Static linkage: UNEP; International environmental governance; Plastics treaty
8. Sudden Stratospheric Warming
GS area: GS I - Physical geography; Climate and weather
A Sudden Stratospheric Warming (SSW) event is developing over the Arctic.
- What SSW is: A rapid temperature rise of approximately 50 degrees Celsius in the stratosphere (30 to 50 km altitude) over the Arctic within a few days.
- Mechanism: Rossby waves generated in the troposphere (large atmospheric waves driven by temperature contrasts) break upward into the stratosphere and disrupt the polar vortex.
- Polar vortex disruption: The polar vortex is a band of fast-moving air around the Arctic stratosphere. SSW weakens or reverses it.
- Downstream effect: When the vortex weakens, cold Arctic air descends to lower latitudes. North America, Europe and parts of Asia experience extreme cold spells.
- Frequency: Major SSW events occur roughly once every two years.
- India relevance: SSW events can influence the Western Disturbances that bring winter rain to northwest India and snowfall to the Himalayas.
Static linkage: Polar vortex; Jet stream; Western Disturbances; Atmospheric circulation
9. Rupee crosses Rs 90 per dollar
GS area: GS III - Economy; External sector
The rupee crossed Rs 90 per dollar, making it Asia's worst-performing currency in 2025.
- Drivers: Capital outflows from FPI selling in Indian equity and debt markets; widening trade deficit; global dollar strength.
- RBI tools deployed: Foreign exchange market intervention (selling dollars from reserves); OMO bond purchases; NRI deposit schemes (FCNR(B)) to attract hard currency.
- FCNR(B): Foreign Currency Non-Resident (Banks) deposits allow NRIs to park foreign currency in Indian banks at guaranteed interest rates. The currency risk is borne by the bank.
- Impact on imports: A weaker rupee raises the cost of crude oil, electronics and fertiliser imports, which worsen the trade deficit.
- Impact on exports: A weaker rupee makes Indian goods cheaper for foreign buyers and can boost export competitiveness. IT services revenues in dollars translate to more rupees.
Static linkage: Exchange rate; Current account deficit; RBI forex intervention
10. Eturnagaram Wildlife Sanctuary
GS area: GS III - Biodiversity; Environment
Eturnagaram Wildlife Sanctuary in Telangana is launching a new safari facility in 2025.
- Location: Mulugu District, Telangana, along the Godavari River.
- Establishment: 30 January 1952. One of the oldest wildlife sanctuaries in Telangana.
- Biodiversity: The sanctuary hosts tigers, leopards, gaur, wild dogs and a variety of bird species. It is part of the Kawal Tiger Reserve buffer zone.
- Medaram Jatara: The biennial tribal congregation held at Medaram village within or adjacent to the sanctuary is Asia's largest tribal festival by attendance. It draws tens of millions of Koya and Gond tribal worshippers.

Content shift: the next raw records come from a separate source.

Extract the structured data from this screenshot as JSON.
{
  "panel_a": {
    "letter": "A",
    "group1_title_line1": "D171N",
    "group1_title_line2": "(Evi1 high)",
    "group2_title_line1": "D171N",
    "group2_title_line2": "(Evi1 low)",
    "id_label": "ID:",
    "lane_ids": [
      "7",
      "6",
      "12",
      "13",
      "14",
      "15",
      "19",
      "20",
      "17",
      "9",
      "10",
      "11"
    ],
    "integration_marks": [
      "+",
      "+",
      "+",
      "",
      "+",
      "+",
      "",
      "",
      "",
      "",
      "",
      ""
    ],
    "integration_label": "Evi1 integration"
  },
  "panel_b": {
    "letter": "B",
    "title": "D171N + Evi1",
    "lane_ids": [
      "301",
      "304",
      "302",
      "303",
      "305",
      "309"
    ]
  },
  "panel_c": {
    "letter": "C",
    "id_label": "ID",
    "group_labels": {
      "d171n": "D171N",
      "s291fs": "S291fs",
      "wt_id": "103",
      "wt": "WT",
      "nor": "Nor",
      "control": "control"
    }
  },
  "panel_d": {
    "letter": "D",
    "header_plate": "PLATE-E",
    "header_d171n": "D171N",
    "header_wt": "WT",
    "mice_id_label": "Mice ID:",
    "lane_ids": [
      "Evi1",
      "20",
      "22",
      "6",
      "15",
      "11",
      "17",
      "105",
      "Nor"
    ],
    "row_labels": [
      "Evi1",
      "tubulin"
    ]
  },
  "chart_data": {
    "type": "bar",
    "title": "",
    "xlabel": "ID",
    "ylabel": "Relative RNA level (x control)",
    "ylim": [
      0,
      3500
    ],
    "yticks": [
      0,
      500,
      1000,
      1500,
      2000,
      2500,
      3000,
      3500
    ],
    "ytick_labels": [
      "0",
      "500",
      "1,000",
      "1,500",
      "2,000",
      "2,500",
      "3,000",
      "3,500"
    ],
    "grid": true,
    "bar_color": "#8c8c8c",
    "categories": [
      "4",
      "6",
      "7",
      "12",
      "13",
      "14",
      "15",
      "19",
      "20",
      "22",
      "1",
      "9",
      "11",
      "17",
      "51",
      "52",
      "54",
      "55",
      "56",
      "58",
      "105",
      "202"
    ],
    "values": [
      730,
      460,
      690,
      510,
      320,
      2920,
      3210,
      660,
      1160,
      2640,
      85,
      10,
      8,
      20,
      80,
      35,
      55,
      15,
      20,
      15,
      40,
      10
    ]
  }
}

- Godavari connection: The Godavari River flows along the sanctuary boundary. The river corridor is an important wildlife dispersal route in central India.
Static linkage: Wildlife sanctuaries in Telangana; Tiger reserves; Godavari basin
Briefly noted
- ANRF 2023: The Anusandhan National Research Foundation replaced the Science and Engineering Research Board (SERB). It can fund private sector R&D directly, which SERB could not.
- Medaram Jatara: The festival worships the goddesses Sammakka and Sarakka. It has no temple but is held in a forest clearing, reflecting the tribal connection to natural sacred spaces.